I spotted her on the far side of the room, where pastry chefs were putting the finishing touches on a giant cake shaped like a wheelchair. I wasn’t sure that was in good taste for a charity focusing on helping people with spinal cord injuries, but it was certainly visual and memorable. Granny was supervising the placement of flowers around the cake wheelchair’s spokes. That meant we might be safe from interference for a while. Granny didn’t need a gem to make her bossy, and this opportunity to be bossy held even more allure for her than any magical brooch.

I gave Owen a nod to signal that I was ready to move in for my mission, then headed to get one last armload of linens to carry to the table nearest where Mimi currently stood. Then, as though she was picking up on my brainwaves and doing exactly what I least wanted her to do, Mimi headed over to inspect the cake, bringing her within range of Granny.

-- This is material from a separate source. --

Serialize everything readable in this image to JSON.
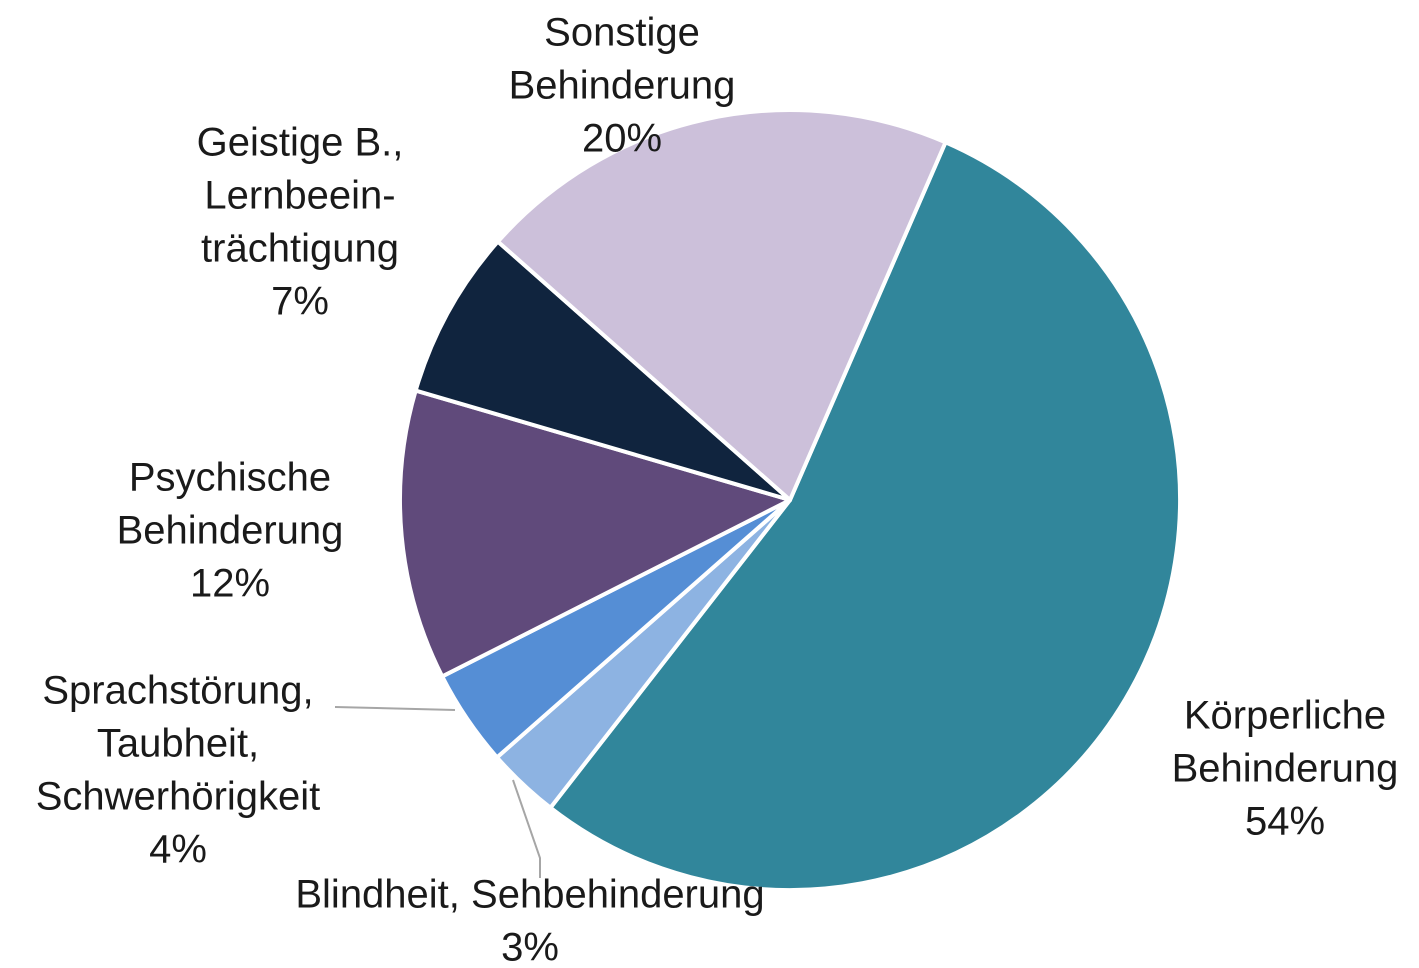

My initial plan thwarted, I changed course to go to the table nearest the cake. I thought it would be best if I were in position to intervene in case Granny did something strange. Well, stranger than normal. Even before she’d been open with me about her magic, I’d thought she was extremely eccentric.

“What is this supposed to be?” Mimi demanded when she reached the cake.

The cake decorators cringed and cowered, looking like dogs being scolded for making a mess on the carpet. That left Granny to face Mimi. She looked up at Mimi and snapped, “It’s a wheelchair made out of cake. Any fool can see that. What did you think it was?”

Mimi was struck speechless. I wished I had a video camera because that wasn’t something that happened often. Her mouth opened and closed a few times, but nothing came out. She coughed, then sputtered, “I meant, why isn’t it the way I ordered it?”

“And how did you order it?” Granny asked, her hands tightening on the top of her cane and her voice taking on an edge I recognized all too well. When her voice got that tone to it, even my mother quit arguing with her—and my mother’s main hobby, aside from trying to make me wear more makeup, was arguing with her mother.